Oh dear, I've digressed, sorry, yet what I had in my hands when I listened to "Once Only Imagined," the debut album of the Canadians The Agonist, was truly a low blow. Either because there aren’t that many things to say here, or because this record is just another flat and dull release that has flooded the market for years. I feel really cheated by all those record companies that bring out these products to feed a bunch of fools in search of who knows what, and moreover, I feel even more ridiculed when such low commercial operations are carried out by giants like Century Media. Yes, because this disc, in addition to being extraordinarily flat, is backed by a massive production and produced by one of the major metal record companies.
But let's analyze "Once Only Imagined": summarizing what is found within the aforementioned product is quite easy since, for the scant 38 minutes divided into 11 tracks, the recipe is the usual one found in many albums of the genre, so much, so much, even too much melody, at times downright cloying, riffs that heavily borrow here and there from thrash, a lot (to be honest) from metalcore, a rhythm section never too fast or pounding otherwise the well-meaning people, who knows what they might think, but not so sparse as to confuse the album with something à-la Evanescence and, in this record, but only in this one, the alternation of angelic/scream vocals, both performed by the Pokémon, uh the girl with blue hair (stuff that arouses more interest from the toilet in my house) who, if in clean vocals manages to almost convince, in the scream parts ends up being truly ineffective, as well as unintentionally comical.

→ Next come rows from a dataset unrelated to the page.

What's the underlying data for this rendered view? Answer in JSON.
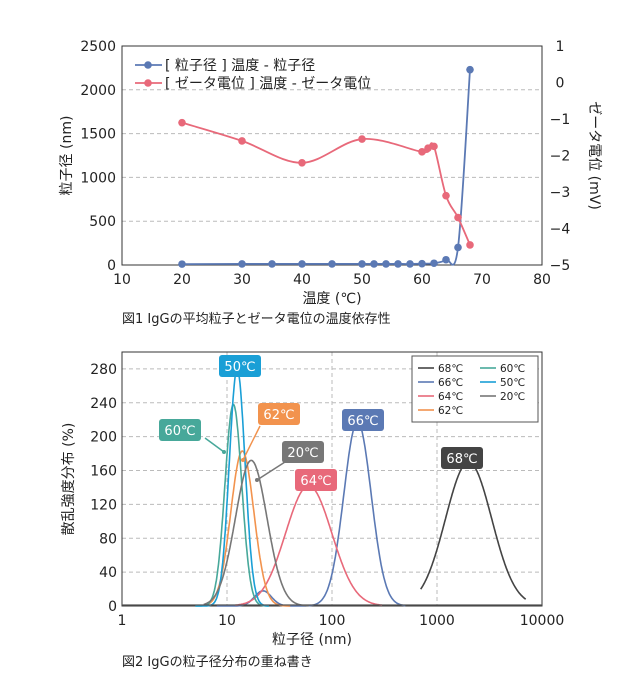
{
  "chart_data": [
    {
      "type": "line",
      "caption": "図1 IgGの平均粒子とゼータ電位の温度依存性",
      "xlabel": "温度 (℃)",
      "ylabel": "粒子径 (nm)",
      "y2label": "ゼータ電位 (mV)",
      "xlim": [
        10,
        80
      ],
      "ylim": [
        0,
        2500
      ],
      "y2lim": [
        -5,
        1
      ],
      "xticks": [
        "10",
        "20",
        "30",
        "40",
        "50",
        "60",
        "70",
        "80"
      ],
      "yticks": [
        "0",
        "500",
        "1000",
        "1500",
        "2000",
        "2500"
      ],
      "y2ticks": [
        "-5",
        "-4",
        "-3",
        "-2",
        "-1",
        "0",
        "1"
      ],
      "grid": "y dashed",
      "legend": "top-left",
      "series": [
        {
          "name": "[ 粒子径 ] 温度 - 粒子径",
          "axis": "left",
          "color": "#5b79b4",
          "x": [
            20,
            30,
            35,
            40,
            45,
            50,
            52,
            54,
            56,
            58,
            60,
            62,
            64,
            66,
            68
          ],
          "y": [
            10,
            12,
            12,
            12,
            12,
            12,
            12,
            12,
            12,
            12,
            15,
            20,
            60,
            200,
            2230
          ]
        },
        {
          "name": "[ ゼータ電位 ] 温度 - ゼータ電位",
          "axis": "right",
          "color": "#e8697a",
          "x": [
            20,
            30,
            40,
            50,
            60,
            61,
            62,
            64,
            66,
            68
          ],
          "y": [
            -1.1,
            -1.6,
            -2.2,
            -1.55,
            -1.9,
            -1.8,
            -1.75,
            -3.1,
            -3.7,
            -4.45
          ]
        }
      ]
    },
    {
      "type": "line",
      "caption": "図2 IgGの粒子径分布の重ね書き",
      "xlabel": "粒子径 (nm)",
      "ylabel": "散乱強度分布 (%)",
      "xscale": "log",
      "xlim": [
        1,
        10000
      ],
      "ylim": [
        0,
        300
      ],
      "xticks": [
        "1",
        "10",
        "100",
        "1000",
        "10000"
      ],
      "yticks": [
        "0",
        "40",
        "80",
        "120",
        "160",
        "200",
        "240",
        "280"
      ],
      "grid": "dashed",
      "legend": "top-right",
      "series": [
        {
          "name": "68℃",
          "color": "#444444",
          "peaks": [
            {
              "center": 2000,
              "height": 170,
              "width": 0.22
            }
          ],
          "range": [
            700,
            7000
          ]
        },
        {
          "name": "66℃",
          "color": "#5b79b4",
          "peaks": [
            {
              "center": 175,
              "height": 218,
              "width": 0.13
            },
            {
              "center": 22,
              "height": 18,
              "width": 0.08
            }
          ],
          "range": [
            8,
            500
          ]
        },
        {
          "name": "64℃",
          "color": "#e8697a",
          "peaks": [
            {
              "center": 60,
              "height": 142,
              "width": 0.22
            }
          ],
          "range": [
            12,
            300
          ]
        },
        {
          "name": "62℃",
          "color": "#f2934e",
          "peaks": [
            {
              "center": 14,
              "height": 183,
              "width": 0.11
            }
          ],
          "range": [
            6,
            40
          ]
        },
        {
          "name": "60℃",
          "color": "#47a89a",
          "peaks": [
            {
              "center": 11.5,
              "height": 238,
              "width": 0.08
            }
          ],
          "range": [
            5,
            25
          ]
        },
        {
          "name": "50℃",
          "color": "#1a9fd6",
          "peaks": [
            {
              "center": 12.5,
              "height": 280,
              "width": 0.075
            }
          ],
          "range": [
            5,
            25
          ]
        },
        {
          "name": "20℃",
          "color": "#777777",
          "peaks": [
            {
              "center": 17,
              "height": 172,
              "width": 0.15
            }
          ],
          "range": [
            6,
            60
          ]
        }
      ],
      "annotations": [
        {
          "text": "50℃",
          "color": "#1a9fd6"
        },
        {
          "text": "62℃",
          "color": "#f2934e"
        },
        {
          "text": "60℃",
          "color": "#47a89a"
        },
        {
          "text": "20℃",
          "color": "#777777"
        },
        {
          "text": "66℃",
          "color": "#5b79b4"
        },
        {
          "text": "64℃",
          "color": "#e8697a"
        },
        {
          "text": "68℃",
          "color": "#444444"
        }
      ]
    }
  ]
}
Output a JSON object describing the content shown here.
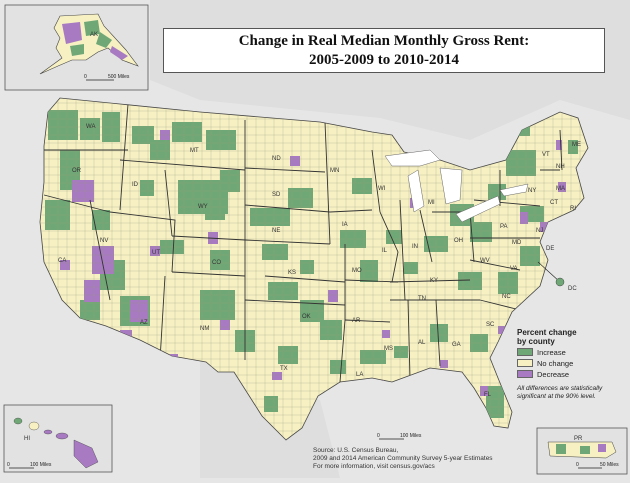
{
  "title": {
    "line1": "Change in Real Median Monthly Gross Rent:",
    "line2": "2005-2009 to 2010-2014"
  },
  "colors": {
    "increase": "#6fa876",
    "no_change": "#f6f0c3",
    "decrease": "#a77ac2",
    "background": "#e6e6e6",
    "water_lines": "#ffffff"
  },
  "legend": {
    "title": "Percent change by county",
    "items": [
      {
        "label": "Increase",
        "key": "increase"
      },
      {
        "label": "No change",
        "key": "no_change"
      },
      {
        "label": "Decrease",
        "key": "decrease"
      }
    ],
    "note": "All differences are statistically significant at the 90% level."
  },
  "source": {
    "line1": "Source: U.S. Census Bureau,",
    "line2": "2009 and 2014 American Community Survey 5-year Estimates",
    "line3": "For more information, visit census.gov/acs"
  },
  "scales": {
    "alaska": {
      "zero": "0",
      "distance": "500 Miles"
    },
    "main": {
      "zero": "0",
      "distance": "100 Miles"
    },
    "hawaii": {
      "zero": "0",
      "distance": "100 Miles"
    },
    "puerto_rico": {
      "zero": "0",
      "distance": "50 Miles"
    }
  },
  "state_labels": [
    "WA",
    "OR",
    "ID",
    "MT",
    "WY",
    "NV",
    "CA",
    "UT",
    "AZ",
    "CO",
    "NM",
    "ND",
    "SD",
    "NE",
    "KS",
    "OK",
    "TX",
    "MN",
    "IA",
    "MO",
    "AR",
    "LA",
    "WI",
    "IL",
    "MI",
    "IN",
    "OH",
    "KY",
    "TN",
    "MS",
    "AL",
    "GA",
    "FL",
    "SC",
    "NC",
    "VA",
    "WV",
    "PA",
    "NY",
    "VT",
    "NH",
    "ME",
    "MA",
    "CT",
    "RI",
    "NJ",
    "DE",
    "MD",
    "DC",
    "AK",
    "HI",
    "PR"
  ]
}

What else is there to say? Well, technically speaking, the five Canadians (except for the aforementioned singer in the scream sections) are not bad; you can tell there’s good preparation behind them, but here the problem has to shift elsewhere: in this album, you can only find a tedious reproduction of what's already been done by bands like Arch Enemy, the latest Dark Tranquillity, or In Flames of "Come Clarity".
Almost sorry to also fail the work of these five young people, but there is no other choice, here there is still a lot of work to be done to reach even just a decent level if they still manage to find someone to produce and protect them, hoping they also change direction, because this path has already been walked by so many other bands that have trampled it much better.